Suppose $\mathbb{R}_{>0}$ was bounded from above. Then, by definition, there would be an $s \in \mathbb{R}$ such that $s \ge x \ \forall x \in \mathbb{R}_{>0}$. Now, since there is at least one element of $\mathbb{R}_{>0}$ greater than $0$, $s$ must be greater than $0$ too (because of transitivity of $>$). But consider $s+1$. Since $s$ is positive, $s+1$ is positive too (because $a > b \implies a+s>b+s$), and therefore an element of $\mathbb{R}_{>0}$. But $s+1>s$ (using previously mentioned property in reverse), which contradicts the original assumption. Therefore, $\mathbb{R}_{>0}$ has no upper bound.
Is this correct? It seems that the point of this exercise is to use the bare basics, otherwise you could just say it is obvious and be done with it.

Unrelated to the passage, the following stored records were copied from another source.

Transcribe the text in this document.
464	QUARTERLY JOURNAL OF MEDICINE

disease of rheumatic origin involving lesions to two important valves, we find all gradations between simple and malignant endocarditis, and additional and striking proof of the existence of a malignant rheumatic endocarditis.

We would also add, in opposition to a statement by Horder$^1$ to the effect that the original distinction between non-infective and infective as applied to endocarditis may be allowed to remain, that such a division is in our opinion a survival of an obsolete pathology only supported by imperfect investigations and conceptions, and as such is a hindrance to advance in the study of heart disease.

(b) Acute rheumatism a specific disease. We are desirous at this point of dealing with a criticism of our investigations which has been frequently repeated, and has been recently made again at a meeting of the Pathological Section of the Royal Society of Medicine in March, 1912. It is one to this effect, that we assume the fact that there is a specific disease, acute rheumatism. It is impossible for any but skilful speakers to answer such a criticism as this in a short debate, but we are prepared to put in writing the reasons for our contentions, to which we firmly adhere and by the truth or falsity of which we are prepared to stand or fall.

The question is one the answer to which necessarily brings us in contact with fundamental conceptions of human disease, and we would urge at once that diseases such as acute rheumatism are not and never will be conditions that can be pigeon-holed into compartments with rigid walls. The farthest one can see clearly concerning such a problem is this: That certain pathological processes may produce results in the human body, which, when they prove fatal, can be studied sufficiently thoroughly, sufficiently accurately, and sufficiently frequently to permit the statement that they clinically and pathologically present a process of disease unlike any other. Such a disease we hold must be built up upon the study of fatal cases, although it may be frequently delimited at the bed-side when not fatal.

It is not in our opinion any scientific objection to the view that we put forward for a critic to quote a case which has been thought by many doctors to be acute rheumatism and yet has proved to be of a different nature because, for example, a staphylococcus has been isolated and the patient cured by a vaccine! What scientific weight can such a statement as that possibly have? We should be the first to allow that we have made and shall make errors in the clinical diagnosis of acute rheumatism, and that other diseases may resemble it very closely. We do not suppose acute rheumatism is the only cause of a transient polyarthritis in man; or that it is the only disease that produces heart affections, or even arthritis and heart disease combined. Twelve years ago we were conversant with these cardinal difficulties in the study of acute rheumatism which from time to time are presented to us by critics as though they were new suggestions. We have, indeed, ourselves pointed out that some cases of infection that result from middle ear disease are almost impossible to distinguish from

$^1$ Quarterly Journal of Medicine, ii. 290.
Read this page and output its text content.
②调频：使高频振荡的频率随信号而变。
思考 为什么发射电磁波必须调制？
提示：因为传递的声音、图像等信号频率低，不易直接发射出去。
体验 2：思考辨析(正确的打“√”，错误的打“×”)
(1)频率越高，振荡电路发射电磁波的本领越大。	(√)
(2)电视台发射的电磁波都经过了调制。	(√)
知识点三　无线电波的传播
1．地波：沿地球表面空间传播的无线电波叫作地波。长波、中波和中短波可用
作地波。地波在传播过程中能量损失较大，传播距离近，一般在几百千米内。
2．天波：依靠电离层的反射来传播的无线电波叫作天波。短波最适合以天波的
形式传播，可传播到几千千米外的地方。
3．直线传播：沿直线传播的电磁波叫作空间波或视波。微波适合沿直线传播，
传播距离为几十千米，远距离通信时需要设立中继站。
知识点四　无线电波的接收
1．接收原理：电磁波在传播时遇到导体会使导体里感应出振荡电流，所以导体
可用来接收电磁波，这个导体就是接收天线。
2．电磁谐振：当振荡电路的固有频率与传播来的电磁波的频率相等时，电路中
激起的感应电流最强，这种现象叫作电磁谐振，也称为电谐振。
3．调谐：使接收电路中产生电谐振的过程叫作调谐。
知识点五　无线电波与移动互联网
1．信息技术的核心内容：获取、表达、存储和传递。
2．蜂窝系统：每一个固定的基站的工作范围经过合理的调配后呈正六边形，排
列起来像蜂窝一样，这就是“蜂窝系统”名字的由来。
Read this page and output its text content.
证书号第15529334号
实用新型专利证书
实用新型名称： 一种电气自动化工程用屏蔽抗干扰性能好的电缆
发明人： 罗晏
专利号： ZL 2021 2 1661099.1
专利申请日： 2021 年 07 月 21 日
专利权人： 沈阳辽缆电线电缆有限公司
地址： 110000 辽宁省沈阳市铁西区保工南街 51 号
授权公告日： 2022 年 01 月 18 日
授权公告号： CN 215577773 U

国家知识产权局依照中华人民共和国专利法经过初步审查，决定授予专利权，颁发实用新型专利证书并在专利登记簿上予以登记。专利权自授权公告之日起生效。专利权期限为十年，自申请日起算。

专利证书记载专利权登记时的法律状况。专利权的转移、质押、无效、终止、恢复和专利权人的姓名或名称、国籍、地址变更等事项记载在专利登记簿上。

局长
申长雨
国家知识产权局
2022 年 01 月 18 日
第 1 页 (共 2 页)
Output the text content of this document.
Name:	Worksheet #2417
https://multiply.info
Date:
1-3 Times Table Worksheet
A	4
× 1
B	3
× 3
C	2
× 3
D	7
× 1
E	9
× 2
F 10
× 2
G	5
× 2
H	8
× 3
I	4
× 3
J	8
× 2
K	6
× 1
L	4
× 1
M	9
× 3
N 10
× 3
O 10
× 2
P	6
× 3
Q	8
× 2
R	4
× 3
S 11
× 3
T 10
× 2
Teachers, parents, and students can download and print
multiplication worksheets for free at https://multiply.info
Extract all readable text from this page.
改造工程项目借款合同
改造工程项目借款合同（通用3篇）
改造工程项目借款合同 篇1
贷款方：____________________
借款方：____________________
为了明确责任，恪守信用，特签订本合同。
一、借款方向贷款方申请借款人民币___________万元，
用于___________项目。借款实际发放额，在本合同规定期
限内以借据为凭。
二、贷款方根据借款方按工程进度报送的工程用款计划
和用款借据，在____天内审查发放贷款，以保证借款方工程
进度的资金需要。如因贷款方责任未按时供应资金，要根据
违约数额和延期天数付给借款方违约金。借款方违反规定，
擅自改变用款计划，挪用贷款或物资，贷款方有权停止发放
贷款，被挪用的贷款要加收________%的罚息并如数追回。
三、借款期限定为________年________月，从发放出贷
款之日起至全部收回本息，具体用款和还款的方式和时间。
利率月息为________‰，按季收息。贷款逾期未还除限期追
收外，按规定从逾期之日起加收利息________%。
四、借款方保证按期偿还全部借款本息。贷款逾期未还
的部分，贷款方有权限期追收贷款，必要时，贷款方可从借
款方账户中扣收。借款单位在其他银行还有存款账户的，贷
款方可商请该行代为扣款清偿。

Edit: I have added what I think are the axioms and properties I'm using.
Best Answer
Suppose R>0 has an upper bound, let it be s. Then for all elements in R>0, say x, we have x < s. Since x > 0, and x < s, we have s > 0, and then s + 1 > 0. So s + 1 belong to R>0. However, s + 1 > s, we get contridiction with the definition of upper bound (every element in R>0 must be smaller than s, we find an element s + 1 which is > s).